By: Cole Miller
The drone discussion lands in the legislature's Judiciary Committee. It's been a controversial topic lately.
"If you have eyes in the skies, there's a lot of privacy that can be destroyed," Columbus senator Paul Schumacher said at Thursday's hearing.
He wants to pull the trigger before it's too late. By that, he means getting legislation passed to regulate the use of drones, in this case, flying robots with cameras.
"Over the last few years, drone technology has become a big thing," Schumacher said.

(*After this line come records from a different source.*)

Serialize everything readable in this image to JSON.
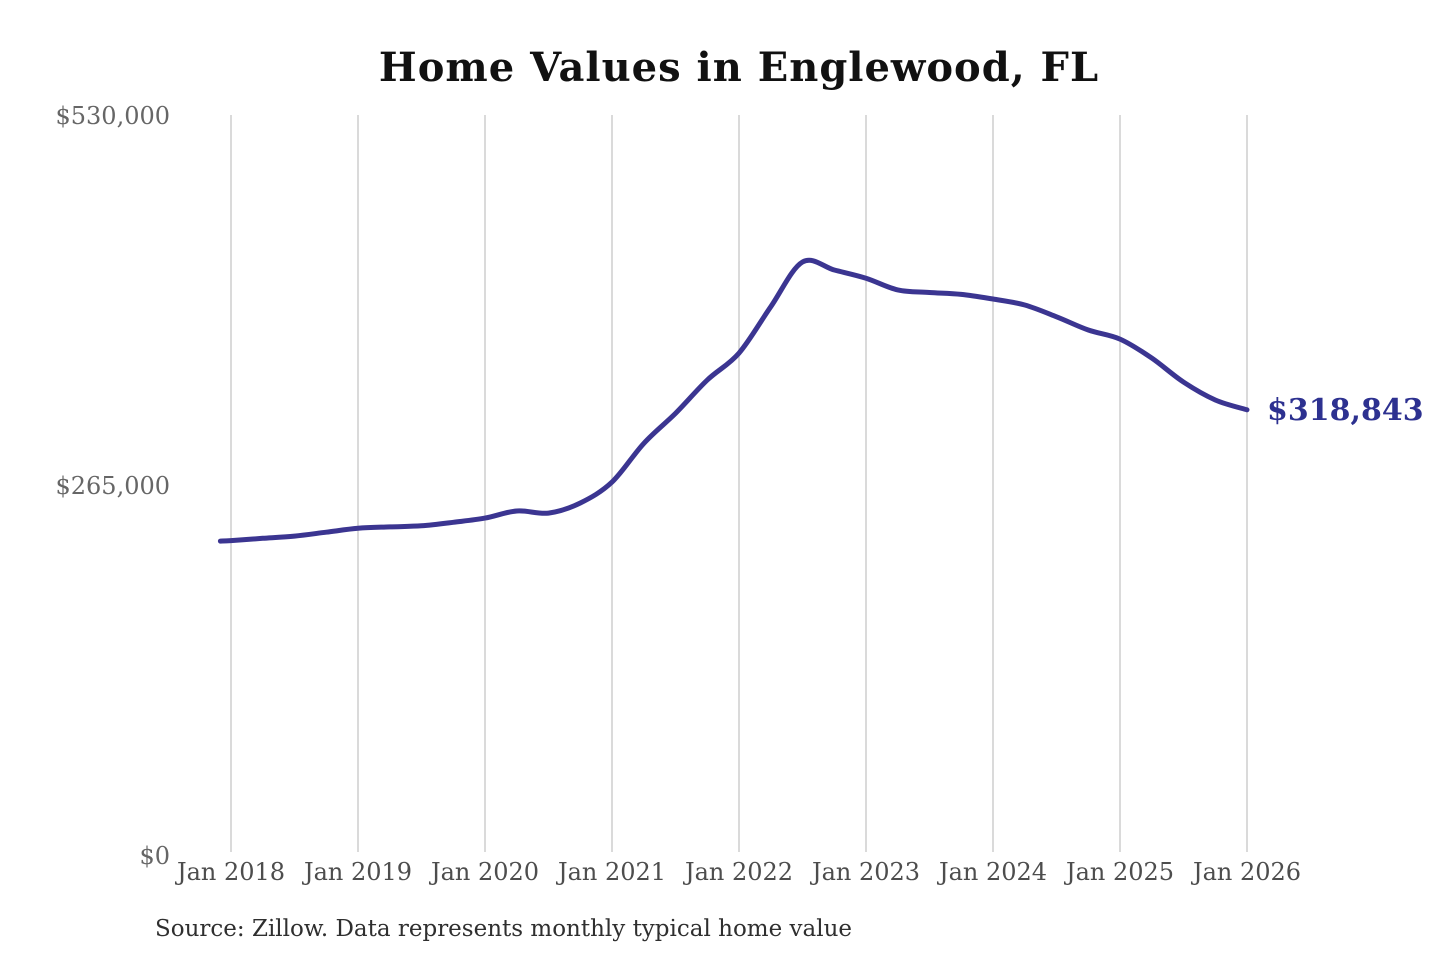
{
  "colors": {
    "background": "#ffffff",
    "title": "#111111",
    "gridline": "#cbcbcb",
    "y_tick": "#666666",
    "x_tick": "#4d4d4d",
    "source": "#2f2f2f"
  },
  "chart_data": {
    "type": "line",
    "title": "Home Values in Englewood, FL",
    "series_name": "Monthly typical home value",
    "x": [
      "Dec 2017",
      "Jan 2018",
      "Apr 2018",
      "Jul 2018",
      "Oct 2018",
      "Jan 2019",
      "Apr 2019",
      "Jul 2019",
      "Oct 2019",
      "Jan 2020",
      "Apr 2020",
      "Jul 2020",
      "Oct 2020",
      "Jan 2021",
      "Apr 2021",
      "Jul 2021",
      "Oct 2021",
      "Jan 2022",
      "Apr 2022",
      "Jul 2022",
      "Oct 2022",
      "Jan 2023",
      "Apr 2023",
      "Jul 2023",
      "Oct 2023",
      "Jan 2024",
      "Apr 2024",
      "Jul 2024",
      "Oct 2024",
      "Jan 2025",
      "Apr 2025",
      "Jul 2025",
      "Oct 2025",
      "Jan 2026"
    ],
    "values": [
      224800,
      225200,
      226800,
      228400,
      231200,
      234000,
      235000,
      235800,
      238300,
      241300,
      246400,
      244900,
      252100,
      267100,
      294800,
      316300,
      340200,
      359500,
      392700,
      424700,
      419000,
      413100,
      404700,
      402900,
      401500,
      398200,
      393900,
      385500,
      376000,
      369500,
      355900,
      338700,
      325900,
      318843
    ],
    "x_tick_labels": [
      "Jan 2018",
      "Jan 2019",
      "Jan 2020",
      "Jan 2021",
      "Jan 2022",
      "Jan 2023",
      "Jan 2024",
      "Jan 2025",
      "Jan 2026"
    ],
    "y_ticks": [
      {
        "value": 0,
        "label": "$0"
      },
      {
        "value": 265000,
        "label": "$265,000"
      },
      {
        "value": 530000,
        "label": "$530,000"
      }
    ],
    "ylim": [
      0,
      530000
    ],
    "xlabel": "",
    "ylabel": "",
    "grid": "vertical-only",
    "legend": "none",
    "line_color": "#3b3591",
    "end_annotation": {
      "text": "$318,843",
      "value": 318843,
      "color": "#2d3190"
    },
    "source": "Source: Zillow. Data represents monthly typical home value"
  }
}
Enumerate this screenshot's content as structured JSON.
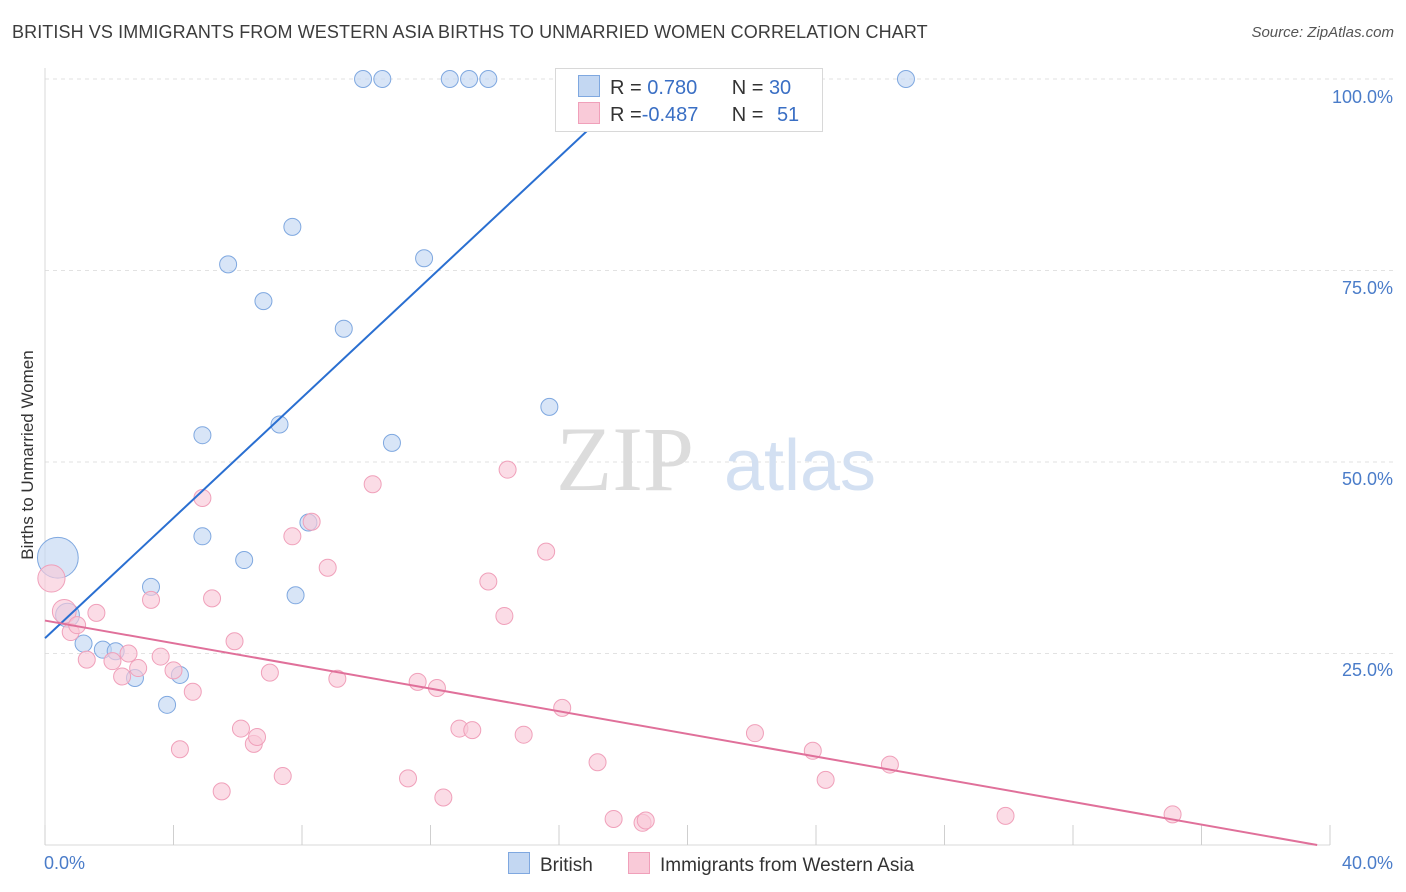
{
  "title": "BRITISH VS IMMIGRANTS FROM WESTERN ASIA BIRTHS TO UNMARRIED WOMEN CORRELATION CHART",
  "source": "Source: ZipAtlas.com",
  "watermark": {
    "zip": "ZIP",
    "atlas": "atlas"
  },
  "legend_box": {
    "rows": [
      {
        "r_label": "R =",
        "r_value": " 0.780",
        "n_label": "N =",
        "n_value": "30"
      },
      {
        "r_label": "R =",
        "r_value": "-0.487",
        "n_label": "N =",
        "n_value": "51"
      }
    ]
  },
  "chart_data": {
    "type": "scatter",
    "title": "BRITISH VS IMMIGRANTS FROM WESTERN ASIA BIRTHS TO UNMARRIED WOMEN CORRELATION CHART",
    "xlabel": "",
    "ylabel": "Births to Unmarried Women",
    "xlim": [
      0,
      40
    ],
    "ylim": [
      0,
      100
    ],
    "x_tick_labels": [
      "0.0%",
      "40.0%"
    ],
    "y_tick_labels": [
      "100.0%",
      "75.0%",
      "50.0%",
      "25.0%"
    ],
    "y_ticks": [
      100,
      75,
      50,
      25
    ],
    "grid": true,
    "legend_position": "top-center",
    "series": [
      {
        "name": "British",
        "color": "#7fa8e0",
        "fill": "#c3d7f2",
        "line_color": "#2a6fd1",
        "r": 0.78,
        "n": 30,
        "trend": {
          "x0": 0,
          "y0": 27,
          "x1": 18.6,
          "y1": 100
        },
        "points": [
          [
            0.4,
            37.5,
            2.4
          ],
          [
            0.7,
            30,
            1.4
          ],
          [
            1.2,
            26.3,
            1
          ],
          [
            1.8,
            25.5,
            1
          ],
          [
            2.2,
            25.3,
            1
          ],
          [
            2.8,
            21.8,
            1
          ],
          [
            3.3,
            33.7,
            1
          ],
          [
            3.8,
            18.3,
            1
          ],
          [
            4.2,
            22.2,
            1
          ],
          [
            4.9,
            53.5,
            1
          ],
          [
            4.9,
            40.3,
            1
          ],
          [
            5.7,
            75.8,
            1
          ],
          [
            6.2,
            37.2,
            1
          ],
          [
            6.8,
            71.0,
            1
          ],
          [
            7.3,
            54.9,
            1
          ],
          [
            7.8,
            32.6,
            1
          ],
          [
            7.7,
            80.7,
            1
          ],
          [
            8.2,
            42.1,
            1
          ],
          [
            9.3,
            67.4,
            1
          ],
          [
            9.9,
            100,
            1
          ],
          [
            10.5,
            100,
            1
          ],
          [
            10.8,
            52.5,
            1
          ],
          [
            11.8,
            76.6,
            1
          ],
          [
            12.6,
            100,
            1
          ],
          [
            13.2,
            100,
            1
          ],
          [
            13.8,
            100,
            1
          ],
          [
            15.7,
            57.2,
            1
          ],
          [
            18.0,
            100,
            1
          ],
          [
            19.1,
            100,
            1
          ],
          [
            26.8,
            100,
            1
          ]
        ]
      },
      {
        "name": "Immigrants from Western Asia",
        "color": "#f0a0ba",
        "fill": "#f9cad8",
        "line_color": "#e0709a",
        "r": -0.487,
        "n": 51,
        "trend": {
          "x0": 0,
          "y0": 29.3,
          "x1": 39.6,
          "y1": 0
        },
        "points": [
          [
            0.2,
            34.8,
            1.6
          ],
          [
            0.6,
            30.5,
            1.4
          ],
          [
            0.8,
            27.8,
            1
          ],
          [
            1.0,
            28.7,
            1
          ],
          [
            1.3,
            24.2,
            1
          ],
          [
            1.6,
            30.3,
            1
          ],
          [
            2.1,
            24.0,
            1
          ],
          [
            2.4,
            22.0,
            1
          ],
          [
            2.6,
            25.0,
            1
          ],
          [
            2.9,
            23.1,
            1
          ],
          [
            3.3,
            32.0,
            1
          ],
          [
            3.6,
            24.6,
            1
          ],
          [
            4.0,
            22.8,
            1
          ],
          [
            4.2,
            12.5,
            1
          ],
          [
            4.6,
            20.0,
            1
          ],
          [
            4.9,
            45.3,
            1
          ],
          [
            5.2,
            32.2,
            1
          ],
          [
            5.5,
            7.0,
            1
          ],
          [
            5.9,
            26.6,
            1
          ],
          [
            6.1,
            15.2,
            1
          ],
          [
            6.5,
            13.2,
            1
          ],
          [
            6.6,
            14.1,
            1
          ],
          [
            7.0,
            22.5,
            1
          ],
          [
            7.4,
            9.0,
            1
          ],
          [
            7.7,
            40.3,
            1
          ],
          [
            8.3,
            42.2,
            1
          ],
          [
            8.8,
            36.2,
            1
          ],
          [
            9.1,
            21.7,
            1
          ],
          [
            10.2,
            47.1,
            1
          ],
          [
            11.3,
            8.7,
            1
          ],
          [
            11.6,
            21.3,
            1
          ],
          [
            12.2,
            20.5,
            1
          ],
          [
            12.4,
            6.2,
            1
          ],
          [
            12.9,
            15.2,
            1
          ],
          [
            13.3,
            15.0,
            1
          ],
          [
            13.8,
            34.4,
            1
          ],
          [
            14.3,
            29.9,
            1
          ],
          [
            14.4,
            49.0,
            1
          ],
          [
            14.9,
            14.4,
            1
          ],
          [
            15.6,
            38.3,
            1
          ],
          [
            16.1,
            17.9,
            1
          ],
          [
            17.2,
            10.8,
            1
          ],
          [
            17.7,
            3.4,
            1
          ],
          [
            18.6,
            2.9,
            1
          ],
          [
            18.7,
            3.2,
            1
          ],
          [
            22.1,
            14.6,
            1
          ],
          [
            23.9,
            12.3,
            1
          ],
          [
            24.3,
            8.5,
            1
          ],
          [
            26.3,
            10.5,
            1
          ],
          [
            29.9,
            3.8,
            1
          ],
          [
            35.1,
            4.0,
            1
          ]
        ]
      }
    ]
  }
}
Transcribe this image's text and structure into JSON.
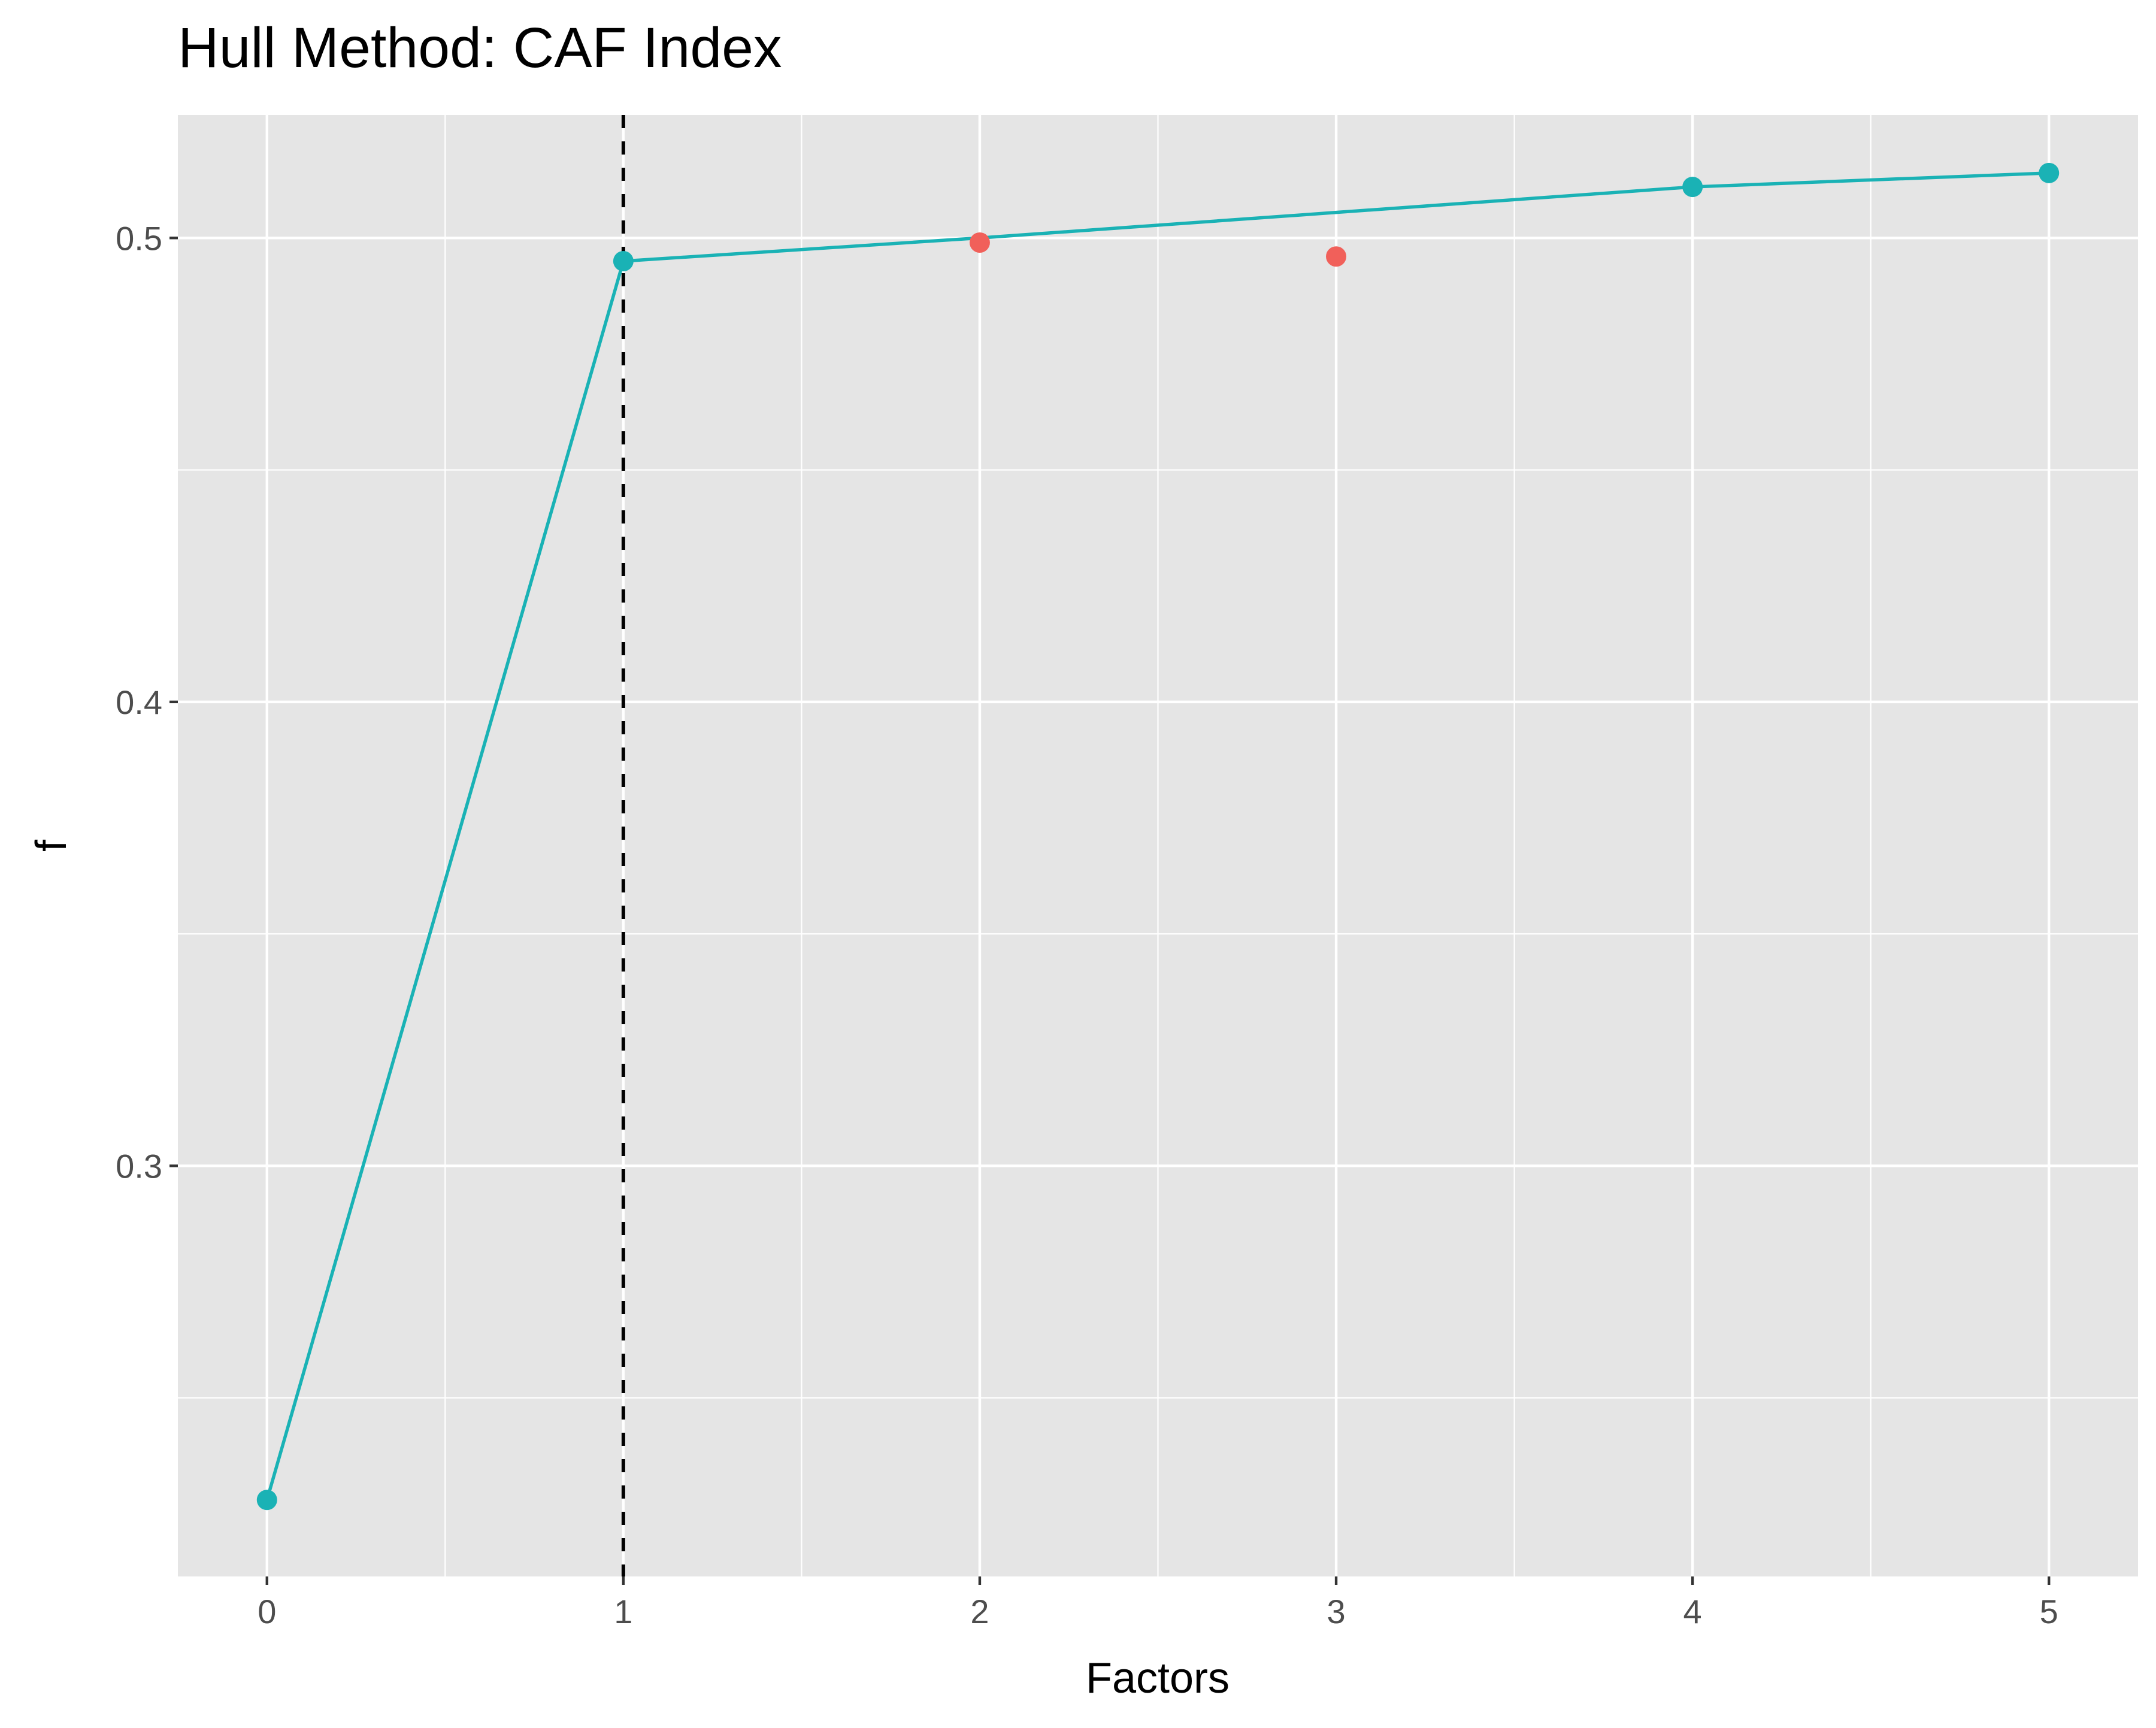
{
  "chart_data": {
    "type": "scatter",
    "title": "Hull Method: CAF Index",
    "xlabel": "Factors",
    "ylabel": "f",
    "xlim": [
      -0.25,
      5.25
    ],
    "ylim": [
      0.2115,
      0.5265
    ],
    "x_ticks": [
      0,
      1,
      2,
      3,
      4,
      5
    ],
    "x_tick_labels": [
      "0",
      "1",
      "2",
      "3",
      "4",
      "5"
    ],
    "y_ticks": [
      0.3,
      0.4,
      0.5
    ],
    "y_tick_labels": [
      "0.3",
      "0.4",
      "0.5"
    ],
    "grid": true,
    "legend": "none",
    "vline": {
      "x": 1,
      "style": "dashed",
      "color": "#000000"
    },
    "series": [
      {
        "role": "hull",
        "color": "#1AB2B5",
        "connected": true,
        "points": [
          {
            "x": 0,
            "y": 0.228
          },
          {
            "x": 1,
            "y": 0.495
          },
          {
            "x": 4,
            "y": 0.511
          },
          {
            "x": 5,
            "y": 0.514
          }
        ]
      },
      {
        "role": "off-hull",
        "color": "#F1605A",
        "connected": false,
        "points": [
          {
            "x": 2,
            "y": 0.499
          },
          {
            "x": 3,
            "y": 0.496
          }
        ]
      }
    ],
    "hull_line": [
      {
        "x": 0,
        "y": 0.228
      },
      {
        "x": 1,
        "y": 0.495
      },
      {
        "x": 2,
        "y": 0.5
      },
      {
        "x": 3,
        "y": 0.5055
      },
      {
        "x": 4,
        "y": 0.511
      },
      {
        "x": 5,
        "y": 0.514
      }
    ],
    "panel_color": "#E5E5E5",
    "grid_color": "#FFFFFF"
  }
}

Under his proposal, the "Freedom From Unwarranted Surveillance Act," state and local law enforcement agencies would be prohibited from using drones to gather evidence of other information. If anything were collected in that matter, that evidence would hold no merit in a court of law.
Omaha senator Ernie Chambers supports the bill and the whole issue gets him fired up.
"This is the kind of activity cops cannot be trusted with," Chambers said.
He went on to say that many police officers would simply 'toy around' with the technology, only fueling what he calls irresponsible behavior.
"The ones on the street that we deal with are rotten, and if it weren't true, I wouldn't say it."
Schumacher, however, says he's leaving the door open on this bill, allowing for certain exceptions down the road.
"There may very well be a list of exemptions where the legislature says, 'Okay, you made your case, law enforcement,'" Schumacher said. "In an active crime scene, to protect an officer, it's legitimate, or to search for a lost child."
The committee took no immediate action on the bill. Chambers says he will do just about anything in his power to get this discussion to the floor.